Releasing its LNG Outlook 2023 today, the major said this “may dominate LNG trade over the longer term”.

It said the loss of Russian pipeline imports has “structurally altered” Europe’s gas market, detailing a supply gap equating to about 140 million tonnes (mt) of LNG by 2030.

Shell detailed that Europe imported 60% more LNG in 2022 than in the previous year with volumes up at 121 mt.

In comparison, Chinese LNG imports fell by 15 mt, along with reduced numbers for south-east Asian buyers.

“Europe’s rapidly rising appetite for LNG pushed prices to record highs and generated volatility in energy markets around the world,” Shell said.

The report forecasts that this will continue in the near term.

“In 2022, Europe’s LNG demand forced other buyers to reduce their imports and switch to other fuels, generating more emissions,” it added.

“With reduced Russian pipeline gas, LNG is becoming an increasingly important pillar of European energy security, supported by the rapid development of new regasification terminals in north-west Europe,” the major said.
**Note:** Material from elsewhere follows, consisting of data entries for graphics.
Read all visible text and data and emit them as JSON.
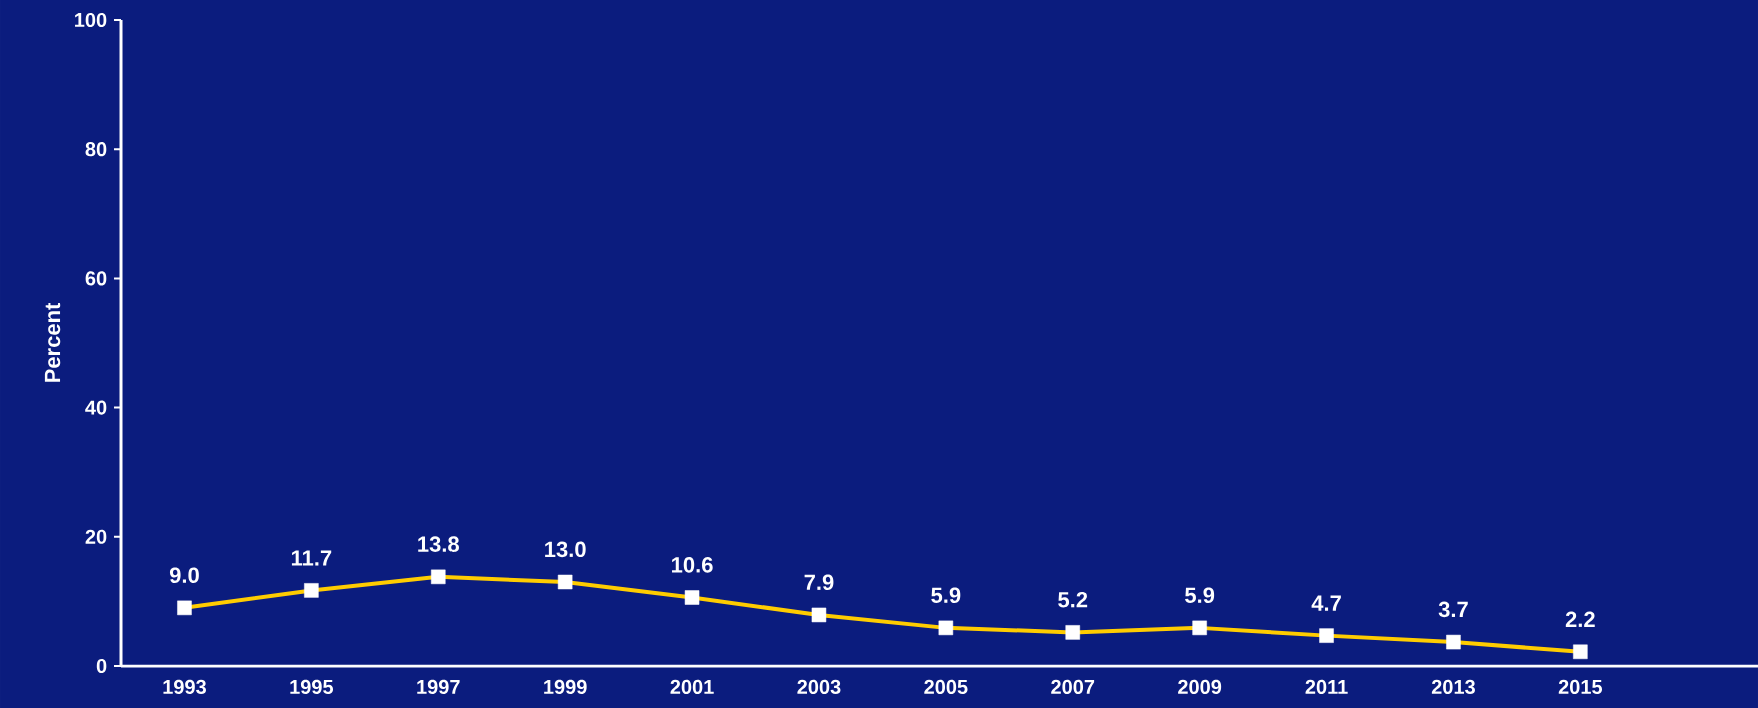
{
  "chart_data": {
    "type": "line",
    "ylabel": "Percent",
    "categories": [
      "1993",
      "1995",
      "1997",
      "1999",
      "2001",
      "2003",
      "2005",
      "2007",
      "2009",
      "2011",
      "2013",
      "2015"
    ],
    "series": [
      {
        "color": "#ffcc00",
        "values": [
          9.0,
          11.7,
          13.8,
          13.0,
          10.6,
          7.9,
          5.9,
          5.2,
          5.9,
          4.7,
          3.7,
          2.2
        ],
        "value_labels": [
          "9.0",
          "11.7",
          "13.8",
          "13.0",
          "10.6",
          "7.9",
          "5.9",
          "5.2",
          "5.9",
          "4.7",
          "3.7",
          "2.2"
        ]
      }
    ],
    "ylim": [
      0,
      100
    ],
    "yticks": [
      0,
      20,
      40,
      60,
      80,
      100
    ],
    "marker": "square"
  }
}
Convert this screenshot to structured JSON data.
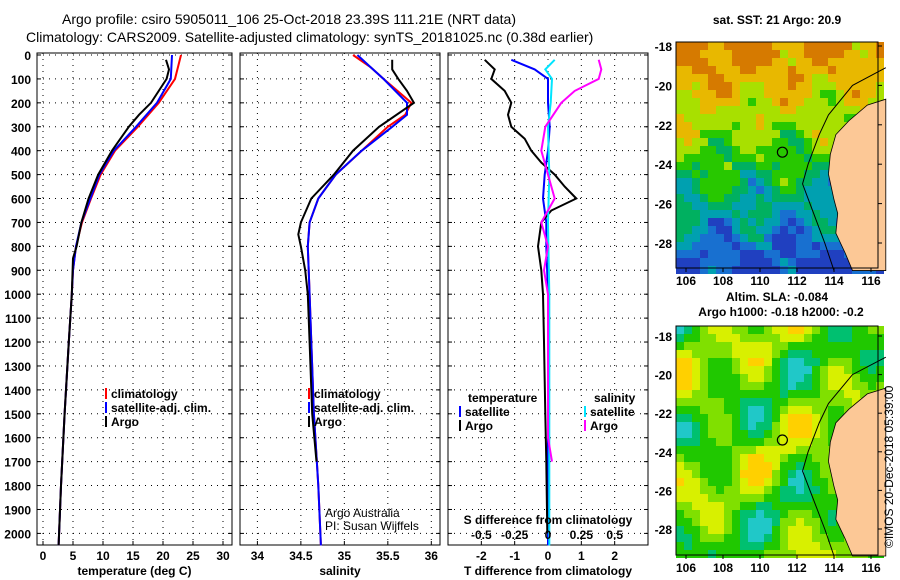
{
  "title_line1": "Argo profile: csiro 5905011_106 25-Oct-2018 23.39S 111.21E (NRT data)",
  "title_line2": "Climatology: CARS2009. Satellite-adjusted climatology: synTS_20181025.nc (0.38d earlier)",
  "colors": {
    "climatology": "#ff0000",
    "satellite": "#0000ff",
    "argo": "#000000",
    "sat_salinity": "#00e5ff",
    "argo_salinity": "#ff00ff"
  },
  "chart_data": [
    {
      "type": "line",
      "name": "temperature",
      "xlabel": "temperature (deg C)",
      "xlim": [
        -1,
        31.5
      ],
      "ylim": [
        2060,
        0
      ],
      "xticks": [
        0,
        5,
        10,
        15,
        20,
        25,
        30
      ],
      "yticks": [
        0,
        100,
        200,
        300,
        400,
        500,
        600,
        700,
        800,
        900,
        1000,
        1100,
        1200,
        1300,
        1400,
        1500,
        1600,
        1700,
        1800,
        1900,
        2000
      ],
      "legend": [
        "climatology",
        "satellite-adj. clim.",
        "Argo"
      ],
      "series": [
        {
          "name": "climatology",
          "color": "#ff0000",
          "points": [
            [
              0,
              23
            ],
            [
              100,
              22
            ],
            [
              200,
              19.3
            ],
            [
              300,
              15.8
            ],
            [
              400,
              12
            ],
            [
              500,
              9.6
            ],
            [
              600,
              8
            ],
            [
              700,
              6.5
            ],
            [
              800,
              5.5
            ],
            [
              900,
              5
            ],
            [
              1000,
              4.8
            ],
            [
              1200,
              4.3
            ],
            [
              1500,
              3.6
            ],
            [
              1800,
              3
            ],
            [
              2050,
              2.6
            ]
          ]
        },
        {
          "name": "satellite-adj. clim.",
          "color": "#0000ff",
          "points": [
            [
              0,
              21.5
            ],
            [
              100,
              21.3
            ],
            [
              200,
              19
            ],
            [
              300,
              15.5
            ],
            [
              400,
              11.8
            ],
            [
              500,
              9.4
            ],
            [
              600,
              7.9
            ],
            [
              700,
              6.4
            ],
            [
              800,
              5.5
            ],
            [
              900,
              5
            ],
            [
              1000,
              4.8
            ],
            [
              1200,
              4.3
            ],
            [
              1500,
              3.6
            ],
            [
              1800,
              3
            ],
            [
              2050,
              2.6
            ]
          ]
        },
        {
          "name": "Argo",
          "color": "#000000",
          "points": [
            [
              20,
              20.5
            ],
            [
              60,
              21
            ],
            [
              100,
              20.6
            ],
            [
              200,
              18
            ],
            [
              250,
              16
            ],
            [
              300,
              14.3
            ],
            [
              400,
              11.5
            ],
            [
              500,
              9.2
            ],
            [
              600,
              7.6
            ],
            [
              700,
              6.4
            ],
            [
              800,
              5.6
            ],
            [
              850,
              5
            ],
            [
              1000,
              4.8
            ],
            [
              1200,
              4.3
            ],
            [
              1500,
              3.6
            ],
            [
              1800,
              3
            ],
            [
              2050,
              2.6
            ]
          ]
        }
      ]
    },
    {
      "type": "line",
      "name": "salinity",
      "xlabel": "salinity",
      "xlim": [
        33.8,
        36.1
      ],
      "ylim": [
        2060,
        0
      ],
      "xticks": [
        34,
        34.5,
        35,
        35.5,
        36
      ],
      "legend": [
        "climatology",
        "satellite-adj. clim.",
        "Argo"
      ],
      "annotation": [
        "Argo Australia",
        "PI: Susan Wijffels"
      ],
      "series": [
        {
          "name": "climatology",
          "color": "#ff0000",
          "points": [
            [
              0,
              35.1
            ],
            [
              50,
              35.3
            ],
            [
              100,
              35.45
            ],
            [
              200,
              35.77
            ],
            [
              250,
              35.7
            ],
            [
              300,
              35.5
            ],
            [
              400,
              35.2
            ],
            [
              500,
              34.9
            ],
            [
              600,
              34.7
            ],
            [
              700,
              34.6
            ],
            [
              800,
              34.58
            ],
            [
              1000,
              34.6
            ],
            [
              1200,
              34.62
            ],
            [
              1500,
              34.65
            ],
            [
              1800,
              34.7
            ],
            [
              2050,
              34.73
            ]
          ]
        },
        {
          "name": "satellite-adj. clim.",
          "color": "#0000ff",
          "points": [
            [
              0,
              35.15
            ],
            [
              50,
              35.3
            ],
            [
              100,
              35.45
            ],
            [
              200,
              35.72
            ],
            [
              250,
              35.72
            ],
            [
              300,
              35.55
            ],
            [
              400,
              35.2
            ],
            [
              500,
              34.9
            ],
            [
              600,
              34.7
            ],
            [
              700,
              34.6
            ],
            [
              800,
              34.58
            ],
            [
              1000,
              34.6
            ],
            [
              1200,
              34.62
            ],
            [
              1500,
              34.65
            ],
            [
              1800,
              34.7
            ],
            [
              2050,
              34.73
            ]
          ]
        },
        {
          "name": "Argo",
          "color": "#000000",
          "points": [
            [
              20,
              35.55
            ],
            [
              60,
              35.55
            ],
            [
              100,
              35.62
            ],
            [
              150,
              35.72
            ],
            [
              200,
              35.8
            ],
            [
              300,
              35.4
            ],
            [
              400,
              35.1
            ],
            [
              500,
              34.88
            ],
            [
              600,
              34.62
            ],
            [
              700,
              34.5
            ],
            [
              750,
              34.47
            ],
            [
              800,
              34.5
            ],
            [
              900,
              34.55
            ],
            [
              1000,
              34.58
            ],
            [
              1200,
              34.6
            ],
            [
              1500,
              34.63
            ],
            [
              1700,
              34.68
            ]
          ]
        }
      ]
    },
    {
      "type": "line",
      "name": "difference",
      "xlabel": "T difference from climatology",
      "xlabel2": "S difference from climatology",
      "xlim": [
        -3,
        3
      ],
      "s_xlim": [
        -0.75,
        0.75
      ],
      "ylim": [
        2060,
        0
      ],
      "xticks": [
        -2,
        -1,
        0,
        1,
        2
      ],
      "s_xticks": [
        "-0.5",
        "-0.25",
        "0",
        "0.25",
        "0.5"
      ],
      "s_xtick_values": [
        -0.5,
        -0.25,
        0,
        0.25,
        0.5
      ],
      "legend_temperature": {
        "title": "temperature",
        "items": [
          "satellite",
          "Argo"
        ]
      },
      "legend_salinity": {
        "title": "salinity",
        "items": [
          "satellite",
          "Argo"
        ]
      },
      "series": [
        {
          "name": "T satellite",
          "axis": "T",
          "color": "#0000ff",
          "points": [
            [
              20,
              -1.1
            ],
            [
              60,
              -0.4
            ],
            [
              100,
              0
            ],
            [
              200,
              0
            ],
            [
              300,
              0.05
            ],
            [
              400,
              0
            ],
            [
              500,
              -0.1
            ],
            [
              600,
              -0.15
            ],
            [
              700,
              -0.05
            ],
            [
              800,
              -0.05
            ],
            [
              1000,
              0
            ],
            [
              2050,
              0
            ]
          ]
        },
        {
          "name": "T Argo",
          "axis": "T",
          "color": "#000000",
          "points": [
            [
              20,
              -1.9
            ],
            [
              60,
              -1.6
            ],
            [
              100,
              -1.7
            ],
            [
              150,
              -1.3
            ],
            [
              200,
              -1.1
            ],
            [
              250,
              -1.2
            ],
            [
              300,
              -1.1
            ],
            [
              350,
              -0.7
            ],
            [
              400,
              -0.5
            ],
            [
              450,
              -0.2
            ],
            [
              500,
              0.2
            ],
            [
              550,
              0.5
            ],
            [
              600,
              0.85
            ],
            [
              650,
              0.1
            ],
            [
              700,
              -0.2
            ],
            [
              800,
              -0.3
            ],
            [
              900,
              -0.2
            ],
            [
              1000,
              -0.15
            ],
            [
              1200,
              -0.12
            ],
            [
              1500,
              -0.08
            ],
            [
              1700,
              -0.05
            ],
            [
              2000,
              -0.02
            ]
          ]
        },
        {
          "name": "S satellite",
          "axis": "S",
          "color": "#00e5ff",
          "points": [
            [
              20,
              0.05
            ],
            [
              60,
              -0.02
            ],
            [
              100,
              0.03
            ],
            [
              200,
              0.02
            ],
            [
              300,
              0
            ],
            [
              500,
              0.01
            ],
            [
              700,
              0
            ],
            [
              1000,
              0.01
            ],
            [
              2050,
              0.01
            ]
          ]
        },
        {
          "name": "S Argo",
          "axis": "S",
          "color": "#ff00ff",
          "points": [
            [
              20,
              0.38
            ],
            [
              60,
              0.4
            ],
            [
              100,
              0.38
            ],
            [
              150,
              0.2
            ],
            [
              200,
              0.1
            ],
            [
              300,
              -0.02
            ],
            [
              400,
              -0.05
            ],
            [
              500,
              0
            ],
            [
              600,
              0.05
            ],
            [
              700,
              -0.05
            ],
            [
              800,
              0
            ],
            [
              900,
              -0.03
            ],
            [
              1000,
              0
            ],
            [
              1600,
              0
            ],
            [
              1700,
              0.03
            ]
          ]
        }
      ]
    }
  ],
  "maps": [
    {
      "name": "sst",
      "title1": "sat. SST: 21 Argo: 20.9",
      "title2": "",
      "lat_ticks": [
        "-18",
        "-20",
        "-22",
        "-24",
        "-26",
        "-28"
      ],
      "lon_ticks": [
        "106",
        "108",
        "110",
        "112",
        "114",
        "116"
      ],
      "argo_lat": -23.39,
      "argo_lon": 111.21
    },
    {
      "name": "sla",
      "title1": "Altim. SLA: -0.084",
      "title2": "Argo h1000: -0.18 h2000: -0.2",
      "lat_ticks": [
        "-18",
        "-20",
        "-22",
        "-24",
        "-26",
        "-28"
      ],
      "lon_ticks": [
        "106",
        "108",
        "110",
        "112",
        "114",
        "116"
      ],
      "argo_lat": -23.39,
      "argo_lon": 111.21
    }
  ],
  "credit": "©IMOS 20-Dec-2018 05:39:00"
}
“In contrast, China is evolving from being a rapidly growing import market to playing a more flexible role with an increased ability to balance the global LNG market.”

Shell executive vice president for energy marketing Steve Hill said: “The war in Ukraine has had far-reaching impacts on energy security around the world and caused structural shifts in the market that are likely to impact the global LNG industry over the long term.”

“It has also underscored the need for a more strategic approach — through longer-term contracts — to secure reliable supply to avoid exposure to price spikes.”

Shell said that by 2030 about 80% of new LNG supply will come from Qatar and the US.

The major’s figures show that 50 million tonnes per annum of long-term LNG sale and purchase agreements were signed for US volumes in 2022, more than double the amount concluded for that region in the previous year.

Shell said total global trade in LNG reached 397 mtpa in 2022 with demand forecast to reach 650 to over 700 mtpa by 2040.

Demand forecasts

“More investment in liquefaction projects is required to avoid a supply-demand gap that is expected to emerge by the late 2020s,” it said.

The company’s presentation shows several demand forecasts which illustrate a supply gap of between 150 mtpa to 200 mtpa by 2040.

Shell said new technologies to reduce emissions from gas and LNG supply chains will help to consolidate the product’s role in the energy transition mentioning the development of renewable natural gas, synthetic natural gas, hydrogen and ammonia.

Giving examples, the company said it had used artificial intelligence to modify operations at an existing LNG plant reducing annual emissions there by around 130,000 tonnes for a single liquefaction train.

It also highlighted that in 2022 six LNG plants with a total production capability of 67.5 mtpa announced plans for carbon capture utilisation and storage projects to cut CO2 emissions.